ISLAM sangat memuliakan anak yatim piatu. Apalagi orang tuanya, korban pandemi Covid-19. Dalam Al-Qur’an, ada 22 ayat yang membahas anak yatim. Allah berfirman: “Tahukah kamu (orang) yang mendustakan agama? Maka itulah orang yang menghardik anak yatim.” (QS. Al-Maun: 1-2).
Dalam hadis Nabi Muhammad saw pun juga diingatkan seperti yang diriwayatkan Ibnu Majah: “Sebaik-baik rumah di kalangan muslimin adalah rumah yang terdapat anak yatim diperlakukan dengan baik. Sejelek-jelek rumah di kalangan muslimin, adalah rumah yang terdapat anak yatim, dan dia diperlakukan dengan buruk.”
Sudah jelas sekali anak yatim kedudukan sangat besar sebagai ladang amal. Dilarang menghina dan memperlakukan semena-mena. Tak ada yang mau ditinggalkan oleh ayah dan ibu. Semua kehendak Allah, Tuhan Yang Mahakuasa. Memberikan perlindungan, mendapatkan balasan kebaikan. Bahkan sebaliknya, ada sanksi bagi orang yang berbuat jahat terhadap anak yatim.
Sangat wajar negara hadir ketika pandemi Covid-19 meluluhlantakkan jiwa manusia, Kementerian Pemberdayaan Perempuan dan Perlindungan Anak (Kemen-PPPA) sigap menyelamatkan anak yang kehilangan orang tua.
Anak-anak korban wabah Covid-19 didominasi anak yang kehilangan ayah atau yatim mencapai 56,2%. Sedangkan kehilangan sosok ibu atau piatu sebesar 36,7%, dan 5% lagi kehilangan kedua orang tua, serta 2,1% tidak teridentifikasi. Jika tidak diselamatkan, akan terganggu jiwanya.
Data Kementerian Sosial per 7 September 2021 mencatat jumlah anak yatim piatu korban pandemi corona mencapai 25.202 anak. Data itu berasal dari pemerintah kabupaten-kota di 34 provinsi di Indonesia. Jawa Timur paling banyak mendominasi korban keganasan virus, sedangkan di Lampung tercatat baru 1.335 anak. Mereka membutuhkan kasih sayang!
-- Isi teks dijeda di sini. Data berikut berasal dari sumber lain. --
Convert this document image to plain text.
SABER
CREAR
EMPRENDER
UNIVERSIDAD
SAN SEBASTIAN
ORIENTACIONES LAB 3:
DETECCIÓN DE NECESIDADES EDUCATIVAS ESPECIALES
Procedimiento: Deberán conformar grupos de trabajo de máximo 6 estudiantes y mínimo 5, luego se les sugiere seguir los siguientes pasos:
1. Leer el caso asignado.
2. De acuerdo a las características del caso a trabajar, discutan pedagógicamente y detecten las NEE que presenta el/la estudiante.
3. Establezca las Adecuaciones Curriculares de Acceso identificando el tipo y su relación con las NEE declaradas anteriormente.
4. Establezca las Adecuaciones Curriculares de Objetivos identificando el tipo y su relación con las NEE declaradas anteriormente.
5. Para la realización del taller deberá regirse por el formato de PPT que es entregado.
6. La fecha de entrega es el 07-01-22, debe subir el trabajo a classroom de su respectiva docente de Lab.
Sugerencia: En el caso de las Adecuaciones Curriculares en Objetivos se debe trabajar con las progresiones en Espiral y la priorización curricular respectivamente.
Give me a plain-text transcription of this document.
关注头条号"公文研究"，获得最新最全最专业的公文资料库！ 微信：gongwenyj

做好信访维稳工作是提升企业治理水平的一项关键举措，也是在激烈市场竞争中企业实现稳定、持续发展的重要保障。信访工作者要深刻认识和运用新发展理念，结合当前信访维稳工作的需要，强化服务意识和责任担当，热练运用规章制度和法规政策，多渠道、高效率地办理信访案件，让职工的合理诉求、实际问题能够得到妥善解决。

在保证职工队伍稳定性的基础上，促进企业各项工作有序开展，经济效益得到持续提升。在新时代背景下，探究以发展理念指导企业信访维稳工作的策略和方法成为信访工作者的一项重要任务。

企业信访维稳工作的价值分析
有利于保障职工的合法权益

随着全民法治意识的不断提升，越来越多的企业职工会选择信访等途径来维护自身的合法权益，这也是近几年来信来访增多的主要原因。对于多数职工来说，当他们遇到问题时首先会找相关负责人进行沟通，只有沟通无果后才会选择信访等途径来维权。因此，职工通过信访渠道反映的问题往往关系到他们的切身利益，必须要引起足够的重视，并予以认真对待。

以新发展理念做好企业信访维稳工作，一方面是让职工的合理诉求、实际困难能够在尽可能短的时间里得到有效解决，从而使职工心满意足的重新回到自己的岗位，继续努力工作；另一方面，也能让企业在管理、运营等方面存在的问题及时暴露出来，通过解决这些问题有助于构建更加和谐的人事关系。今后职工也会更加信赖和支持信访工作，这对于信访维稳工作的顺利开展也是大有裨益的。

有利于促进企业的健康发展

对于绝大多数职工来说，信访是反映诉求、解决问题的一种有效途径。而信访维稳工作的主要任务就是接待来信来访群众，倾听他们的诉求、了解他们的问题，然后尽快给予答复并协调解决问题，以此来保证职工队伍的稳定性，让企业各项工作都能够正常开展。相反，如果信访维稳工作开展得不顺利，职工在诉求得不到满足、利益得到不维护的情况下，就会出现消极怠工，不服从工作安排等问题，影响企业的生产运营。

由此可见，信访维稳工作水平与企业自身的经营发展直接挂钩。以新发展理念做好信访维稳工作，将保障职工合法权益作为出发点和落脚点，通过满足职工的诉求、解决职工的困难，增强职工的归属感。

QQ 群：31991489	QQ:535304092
Kehadiran negara sangat dinantikan kekasih Allah (anak yatim) ini. Negara pun telah menyiapkan bantuan berupa program Asistensi Rehabilitasi Sosial Tabungan sebesar Rp300 ribu per bulan untuk anak yang belum sekolah dan Rp200 ribu per bulan yang sudah sekolah dari Kementerian Sosial.
Uang tidak cukup untuk menunjang kehidupan anak korban Covid-19 ini. Mereka juga mendapatkan Kartu Indonesia Pintar serta pendampingan dan perlindungan. Kehadiran warga di sekitar tempat tinggal sangat penting, karena anak yatim rentan terhadap masalah mental yang ditinggalkan orang tuanya. Mereka adalah kelompok usia dini yang harus diperhatikan dan dilindungi. Agama sudah mengingatkannya sejak 14 abad lalu.
Anak-anak korban Covid-19 berpotensi terjebak dalam kekerasan seksual, perdagangan anak, prostitusi, pekerja paksa di bawah umur, juga terlibat narkoba, hingga pada perkawinan anak di bawah umur. Bahkan, selama wabah ini, terjadi lonjakan angka perkawinan anak sangat signifikan.
Negara harus menyisir rakyat yang menyandang anak yatim akibat Covid-19. Pastikan kebutuhan yang mendesak sudah dipenuhi. Suasana kebatinan anak juga menanggung beban mental yang berat. Ada yang meninggalkan utang akibat biaya perawatan dan berobat orang tuanya di rumah sakit.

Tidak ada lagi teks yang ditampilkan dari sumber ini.